Jones doesn’t get many lines, but he takes control. He decides he will go to the Red Sox game. He decides he will go along on Costner’s goofy quest. He does all the hard journalistic work of figuring out who’s who and what’s what. He’s in charge the whole way.

When I first saw this movie as a teenager, I figured that Costner’s character – the guy who risks ridicule by plowing over his own fields to build the diamond – is the hero. Now that I’m middle aged, I realize that Jones is the central character.

Because Costner’s Ray is driven by religious zeal. He isn’t making rational choices. But Jones’s Terrence Mann is a man willing to recalibrate everything he’s ever thought in the face of new, extremely-hard-to-believe evidence.

Jones isn’t a just a man. He’s a perfected man. But unlike most perfected men in movies, he’s not a cartoon. He’s a real, attainable person.

You too can become Jones’s Terrence Mann. Stand up for what you believe and be willing to adapt. Never lose that childlike ability to become something else.

People go on and on about this or that role and how the actor embodies the character (Al Pacino in any movie continues to baffle me). What Jones managed in Field of Dreams is factors better. He didn’t just act in the movie. He was rewriting the intention of the character with every gesture and look and, most especially, inflection of that famous voice, and in so doing making it better.
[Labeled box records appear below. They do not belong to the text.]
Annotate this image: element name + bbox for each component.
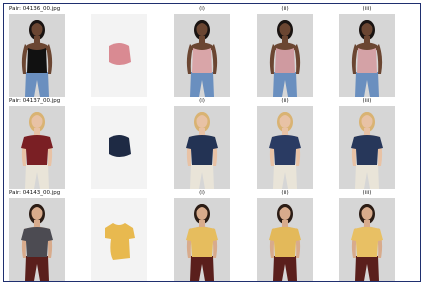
tryon-result-image [339,14,395,97]
tryon-result-image [174,198,230,281]
person-top [357,48,377,73]
pair-label: Pair: 04143_00.jpg [9,190,61,196]
column-label: (iii) [362,190,372,196]
column-label: (i) [199,98,205,104]
garment-image [91,106,147,189]
pair-label: Pair: 04136_00.jpg [9,6,61,12]
result-row: Pair: 04143_00.jpg (i) (ii) (iii) [4,190,420,282]
tryon-result-image [174,14,230,97]
garment-image [91,198,147,281]
tryon-result-image [257,106,313,189]
column-label: (iii) [362,98,372,104]
result-row: Pair: 04136_00.jpg (i) (ii) (iii) [4,6,420,98]
person-top [192,48,212,73]
column-label: (i) [199,190,205,196]
garment-shape [109,135,131,157]
pair-label: Pair: 04137_00.jpg [9,98,61,104]
tryon-result-image [339,198,395,281]
column-label: (ii) [281,98,289,104]
person-image [9,14,65,97]
column-label: (i) [199,6,205,12]
person-top [275,48,295,73]
column-label: (ii) [281,190,289,196]
tryon-result-image [174,106,230,189]
tryon-result-image [257,14,313,97]
tryon-result-image [339,106,395,189]
column-label: (ii) [281,6,289,12]
person-image [9,106,65,189]
tryon-result-image [257,198,313,281]
person-top [27,48,47,73]
result-row: Pair: 04137_00.jpg (i) (ii) (iii) [4,98,420,190]
person-image [9,198,65,281]
garment-image [91,14,147,97]
figure-frame: Pair: 04136_00.jpg (i) (ii) (iii) Pair: 0413… [3,3,421,282]
garment-shape [109,43,131,65]
column-label: (iii) [362,6,372,12]
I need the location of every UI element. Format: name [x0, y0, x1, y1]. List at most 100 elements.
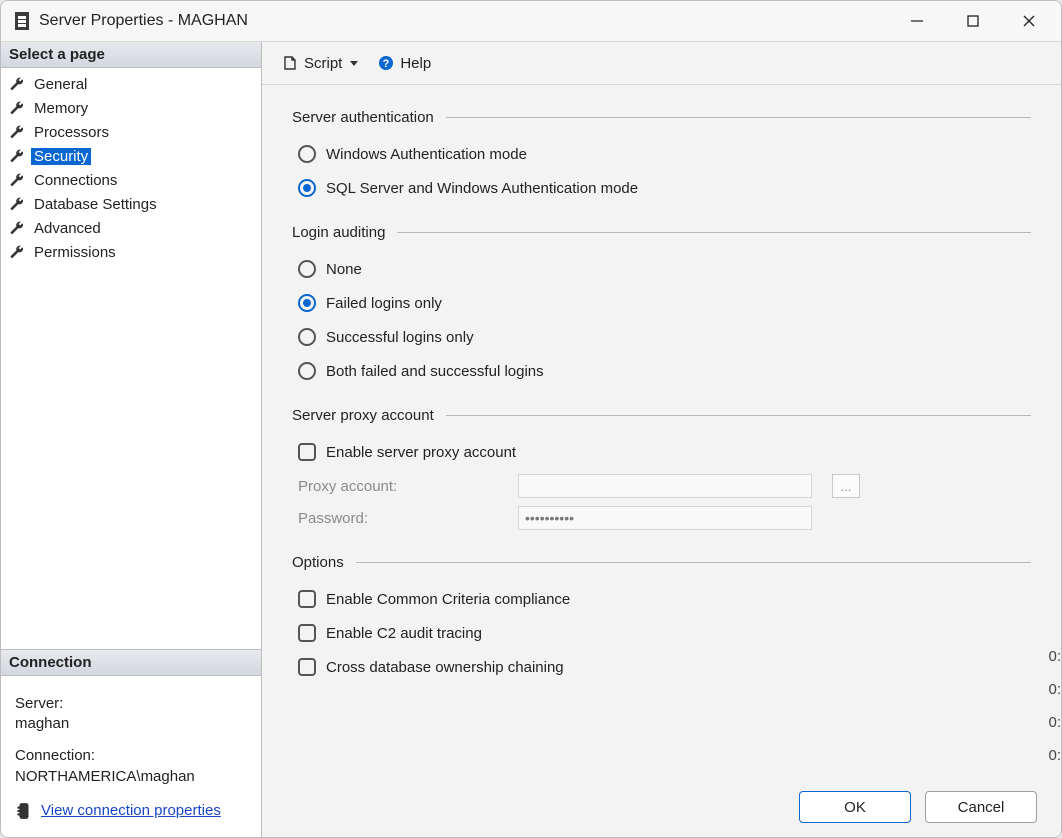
proxy-password-input	[518, 506, 812, 530]
login-auditing-option[interactable]: Both failed and successful logins	[298, 362, 544, 380]
help-button[interactable]: ? Help	[372, 53, 437, 74]
sidebar-page-memory[interactable]: Memory	[5, 96, 261, 120]
server-auth-radio[interactable]	[298, 179, 316, 197]
wrench-icon	[9, 244, 25, 260]
enable-proxy-checkbox[interactable]	[298, 443, 316, 461]
enable-proxy-checkbox-label[interactable]: Enable server proxy account	[298, 443, 516, 461]
connection-label: Connection:	[15, 746, 249, 766]
maximize-button[interactable]	[945, 1, 1001, 41]
sidebar-header: Select a page	[1, 42, 261, 68]
server-label: Server:	[15, 694, 249, 714]
section-title: Login auditing	[292, 224, 385, 241]
browse-proxy-button: ...	[832, 474, 860, 498]
section-server-proxy: Server proxy account Enable server proxy…	[292, 407, 1031, 532]
divider	[446, 117, 1031, 118]
login-auditing-option[interactable]: Failed logins only	[298, 294, 442, 312]
option-checkbox[interactable]	[298, 624, 316, 642]
properties-icon	[15, 802, 33, 820]
login-auditing-radio[interactable]	[298, 294, 316, 312]
sidebar-page-general[interactable]: General	[5, 72, 261, 96]
sidebar-page-database-settings[interactable]: Database Settings	[5, 192, 261, 216]
wrench-icon	[9, 148, 25, 164]
divider	[446, 415, 1031, 416]
divider	[397, 232, 1031, 233]
option-label: Enable C2 audit tracing	[326, 625, 482, 642]
sidebar-page-label: Connections	[31, 172, 120, 189]
sidebar-page-permissions[interactable]: Permissions	[5, 240, 261, 264]
proxy-password-label: Password:	[298, 510, 498, 527]
section-login-auditing: Login auditing None Failed logins only Suc…	[292, 224, 1031, 385]
window-title: Server Properties - MAGHAN	[39, 12, 248, 30]
chevron-down-icon	[350, 61, 358, 66]
cancel-button[interactable]: Cancel	[925, 791, 1037, 823]
sidebar: Select a page General Memory Processors Sec…	[1, 42, 262, 837]
server-auth-label: Windows Authentication mode	[326, 146, 527, 163]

In the fullness of time, your cultural life will be reduced to a few inputs. There is a time limit on this. Nothing you read or see or hear after your middle teens is ever going to hit you the way it could when you were a kid. Those were the books, songs and movies that made you you. Everything after is ornamenting a foundation.

At the time in your life when you are looking around for guidance about how to be – how to sound, how to act, where to put your hands when someone else is talking to you – movies teach you that. Most of us have more Michael Caine or Denzel Washington in us than we’d care to admit.

Every time I see Field of Dreams again – and I watch it all the time – I see something new in Jones’s portrayal that I can use or learn.

It’s the greatest sports film of all time in part because Jones – who was 58 when it was released and doesn’t play an athlete – was teaching millions of teenage boys who saw it how to be in the world.